How to Escape the “Success Trap” and Be Happy

Zermatt, Switzerland

I used to be success driven. I started babysitting when I was 12 years old, and I’ve worked two or three jobs at a time for most of my life.  I worked hard and accomplished every goal I set. I had a luxury home, fast car, great kids, and a successful career as an executive. Yet, the harder I worked, and the more I accomplished, the more I wanted. It was never enough. That is the “success trap.” I was always reaching for the next big promotion or newest car. I eventually realized that there is no correlation between success and happiness.

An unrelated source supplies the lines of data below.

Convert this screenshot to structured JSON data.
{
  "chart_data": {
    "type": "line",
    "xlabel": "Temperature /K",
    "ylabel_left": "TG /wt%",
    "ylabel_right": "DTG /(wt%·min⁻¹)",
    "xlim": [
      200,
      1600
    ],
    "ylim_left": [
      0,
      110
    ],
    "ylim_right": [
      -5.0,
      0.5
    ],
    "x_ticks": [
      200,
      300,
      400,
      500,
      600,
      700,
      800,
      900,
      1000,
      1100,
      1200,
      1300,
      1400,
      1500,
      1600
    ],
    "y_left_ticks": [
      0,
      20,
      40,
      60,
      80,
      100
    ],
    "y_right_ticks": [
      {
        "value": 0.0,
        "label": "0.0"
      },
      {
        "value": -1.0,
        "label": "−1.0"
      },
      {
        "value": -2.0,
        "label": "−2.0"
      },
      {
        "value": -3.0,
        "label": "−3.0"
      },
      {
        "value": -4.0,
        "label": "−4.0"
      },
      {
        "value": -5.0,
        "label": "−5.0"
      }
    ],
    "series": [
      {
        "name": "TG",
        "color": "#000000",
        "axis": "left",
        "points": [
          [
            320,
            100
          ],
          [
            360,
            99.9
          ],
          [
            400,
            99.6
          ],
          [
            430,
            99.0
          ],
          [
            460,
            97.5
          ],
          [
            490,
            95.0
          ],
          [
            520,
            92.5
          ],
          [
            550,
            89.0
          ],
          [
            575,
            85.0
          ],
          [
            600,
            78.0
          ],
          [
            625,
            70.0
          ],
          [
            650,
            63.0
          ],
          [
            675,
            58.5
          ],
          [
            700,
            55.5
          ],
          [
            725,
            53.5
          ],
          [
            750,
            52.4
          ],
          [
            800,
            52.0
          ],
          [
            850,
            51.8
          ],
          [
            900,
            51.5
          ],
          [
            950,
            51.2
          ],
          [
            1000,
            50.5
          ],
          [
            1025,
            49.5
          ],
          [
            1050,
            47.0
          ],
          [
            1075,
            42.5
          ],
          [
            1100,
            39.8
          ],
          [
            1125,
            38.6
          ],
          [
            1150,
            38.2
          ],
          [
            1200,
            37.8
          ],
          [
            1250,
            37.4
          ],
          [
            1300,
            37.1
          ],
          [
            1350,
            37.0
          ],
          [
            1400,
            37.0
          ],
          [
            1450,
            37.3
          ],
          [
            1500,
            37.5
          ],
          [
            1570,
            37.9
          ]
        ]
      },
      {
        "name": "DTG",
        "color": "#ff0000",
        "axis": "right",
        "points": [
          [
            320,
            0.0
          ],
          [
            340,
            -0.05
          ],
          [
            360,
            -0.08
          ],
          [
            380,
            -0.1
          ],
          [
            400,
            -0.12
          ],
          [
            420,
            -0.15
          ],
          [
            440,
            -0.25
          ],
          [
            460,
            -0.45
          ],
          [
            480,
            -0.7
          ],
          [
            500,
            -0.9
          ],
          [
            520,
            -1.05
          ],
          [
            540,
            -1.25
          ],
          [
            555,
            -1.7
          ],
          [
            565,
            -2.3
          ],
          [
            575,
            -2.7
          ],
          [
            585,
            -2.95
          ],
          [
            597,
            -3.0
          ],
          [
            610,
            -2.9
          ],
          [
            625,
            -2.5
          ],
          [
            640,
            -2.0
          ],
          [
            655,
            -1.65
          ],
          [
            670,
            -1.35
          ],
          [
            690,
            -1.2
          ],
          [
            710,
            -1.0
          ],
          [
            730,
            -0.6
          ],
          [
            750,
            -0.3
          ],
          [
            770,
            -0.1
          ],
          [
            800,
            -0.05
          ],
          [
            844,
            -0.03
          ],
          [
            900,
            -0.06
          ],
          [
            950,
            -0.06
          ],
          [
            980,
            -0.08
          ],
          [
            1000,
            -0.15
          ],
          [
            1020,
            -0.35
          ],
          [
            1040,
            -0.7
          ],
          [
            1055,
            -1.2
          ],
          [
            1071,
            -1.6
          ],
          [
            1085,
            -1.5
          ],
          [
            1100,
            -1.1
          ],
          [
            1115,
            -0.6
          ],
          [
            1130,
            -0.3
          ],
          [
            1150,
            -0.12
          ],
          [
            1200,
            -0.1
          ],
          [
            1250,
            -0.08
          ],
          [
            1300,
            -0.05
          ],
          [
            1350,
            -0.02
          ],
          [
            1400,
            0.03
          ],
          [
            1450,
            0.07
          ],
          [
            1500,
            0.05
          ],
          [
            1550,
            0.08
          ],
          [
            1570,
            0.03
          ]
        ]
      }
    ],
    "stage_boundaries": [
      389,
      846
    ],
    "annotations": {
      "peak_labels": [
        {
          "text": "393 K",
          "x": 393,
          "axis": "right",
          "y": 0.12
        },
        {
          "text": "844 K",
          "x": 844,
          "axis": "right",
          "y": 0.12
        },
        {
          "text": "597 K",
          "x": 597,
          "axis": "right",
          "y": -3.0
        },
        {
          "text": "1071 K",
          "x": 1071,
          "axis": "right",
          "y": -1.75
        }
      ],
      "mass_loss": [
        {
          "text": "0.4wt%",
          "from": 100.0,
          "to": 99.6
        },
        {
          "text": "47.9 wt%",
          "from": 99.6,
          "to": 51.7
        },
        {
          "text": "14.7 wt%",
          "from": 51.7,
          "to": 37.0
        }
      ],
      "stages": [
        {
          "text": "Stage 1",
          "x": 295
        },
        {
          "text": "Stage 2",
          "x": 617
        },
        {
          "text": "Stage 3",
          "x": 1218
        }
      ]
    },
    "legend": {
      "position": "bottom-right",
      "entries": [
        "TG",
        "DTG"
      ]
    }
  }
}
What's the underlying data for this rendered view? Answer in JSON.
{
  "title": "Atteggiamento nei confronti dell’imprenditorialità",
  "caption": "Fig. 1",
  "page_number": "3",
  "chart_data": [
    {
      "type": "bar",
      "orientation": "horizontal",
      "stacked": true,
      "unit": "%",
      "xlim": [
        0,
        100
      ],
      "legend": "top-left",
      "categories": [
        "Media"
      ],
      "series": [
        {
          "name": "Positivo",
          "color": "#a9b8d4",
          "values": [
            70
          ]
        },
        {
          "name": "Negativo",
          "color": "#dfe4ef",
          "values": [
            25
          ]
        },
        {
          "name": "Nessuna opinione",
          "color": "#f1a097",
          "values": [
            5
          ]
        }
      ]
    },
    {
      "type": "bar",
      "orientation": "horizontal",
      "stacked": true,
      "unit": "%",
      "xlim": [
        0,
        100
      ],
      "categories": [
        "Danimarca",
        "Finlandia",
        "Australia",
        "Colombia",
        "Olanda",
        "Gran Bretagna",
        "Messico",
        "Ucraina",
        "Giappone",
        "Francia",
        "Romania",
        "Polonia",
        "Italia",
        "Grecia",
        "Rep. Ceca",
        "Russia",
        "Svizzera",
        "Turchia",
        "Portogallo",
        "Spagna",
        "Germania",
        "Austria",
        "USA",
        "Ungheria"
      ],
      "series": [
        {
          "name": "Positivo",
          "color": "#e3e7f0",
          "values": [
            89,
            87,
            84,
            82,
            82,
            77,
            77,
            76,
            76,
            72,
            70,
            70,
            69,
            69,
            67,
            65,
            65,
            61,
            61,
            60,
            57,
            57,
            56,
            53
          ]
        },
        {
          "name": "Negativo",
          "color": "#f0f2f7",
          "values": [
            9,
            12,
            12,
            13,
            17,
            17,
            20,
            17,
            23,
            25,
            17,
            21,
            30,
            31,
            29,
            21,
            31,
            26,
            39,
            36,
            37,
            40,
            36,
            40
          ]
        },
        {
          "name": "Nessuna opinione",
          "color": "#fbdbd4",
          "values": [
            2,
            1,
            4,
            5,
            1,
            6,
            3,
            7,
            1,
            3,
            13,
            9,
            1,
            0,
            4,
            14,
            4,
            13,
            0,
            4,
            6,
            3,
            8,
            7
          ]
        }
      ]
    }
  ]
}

I achieved many prestigious things, and yet my marriage was in shambles, my health was suffering, and I was still unhappy. Oh, I put on a good facade. People thought I was happy. I posted all kinds of pics of me having fun on social media, but at night, when I was alone and still, I felt empty.

Defining Success

My midlife crisis car. Want to buy it?

 

The Western idea of success is quite different than that of the East. In the West, we seem to associate wealth, accomplishments, and hard work with success. These sayings are a great example of our successful ideology. “Some people dream of success while others get up and work hard for it.” Here is another popular quote; “The key to success is hard work and determination.” We seem to think we can work our way to success. It’s the main reason that American’s work more hours than many other developed nations and are less happy than a lot of our foreign counterparts.

According to a recent report by Fortune Magazine, we rank 15 worldwide in the number of hours worked per week and the “World Happiness Report” ranks the U.S. as the 17th happiest country in the world. The main reason we are ranked low is due to health-related issues, such as depression, anxiety, and obesity, all of which are on the rise in America. It sounds to me that we are striving for success at the cost of our health and relationships. Perhaps it’s time to redefine our definition of success.

Hiking near Mt. Teide

 

In Eastern religions, success is defined as being in harmony with the environment and other people. Challenges, or suffering, is viewed as an opportunity to learn and gain valuable life experience. The nearer a person to gets to enlightenment, the happier the person becomes. In much of the East, success isn’t measured by material things but instead by respect, wisdom, and contribution. Buddha said, “Success is not the key to happiness. Happiness is the key to success.”

How to Be Happy Versus Successful

So, how do you get off the hamster wheel of the success trap? How do find happiness? There are countless books on the subject, and in fact, I plan to write one myself in the near future. The most critical step is to redefine your definition of success. Realize that stuff doesn’t make you happy and career achievements only feed your ego. You need a personal paradigm shift and that generally takes a lot of time and effort. You must also unlearn a lifetime of brainwashing from the media.

One of many ashrams in Rishikesh, India

 

The journey to there from here is an exciting one. For many people, it includes getting healthy, physically, emotionally, and spiritually. It means letting go of the things that create drama in your life and get in the way your happiness. Those things might be physical, such as alcohol or drugs, or you may need to sever relationships that don’t serve you. You will also need to fill your mind with positive things through reading, retreats, workshops or podcasts and stop filling your mind with the crap on television or social media.

Many of you right now are probably thinking to yourself that if you have to give up T.V, booze, and hours of mindless surfing the internet every day, forget it! You would rather be successfully unhappy! I’m not saying to go cold-turkey. Moderation is healthy, but eventually those 60 hour work weeks and buying so much stuff, will create health problems and make you feel miserable. You will wish you didn’t waste all those years striving to achieve goals that are a quick fix and don’t sustain happiness. I define success as living a happy, healthy, enriched life, but you must find your own definition, and your own path to reach it.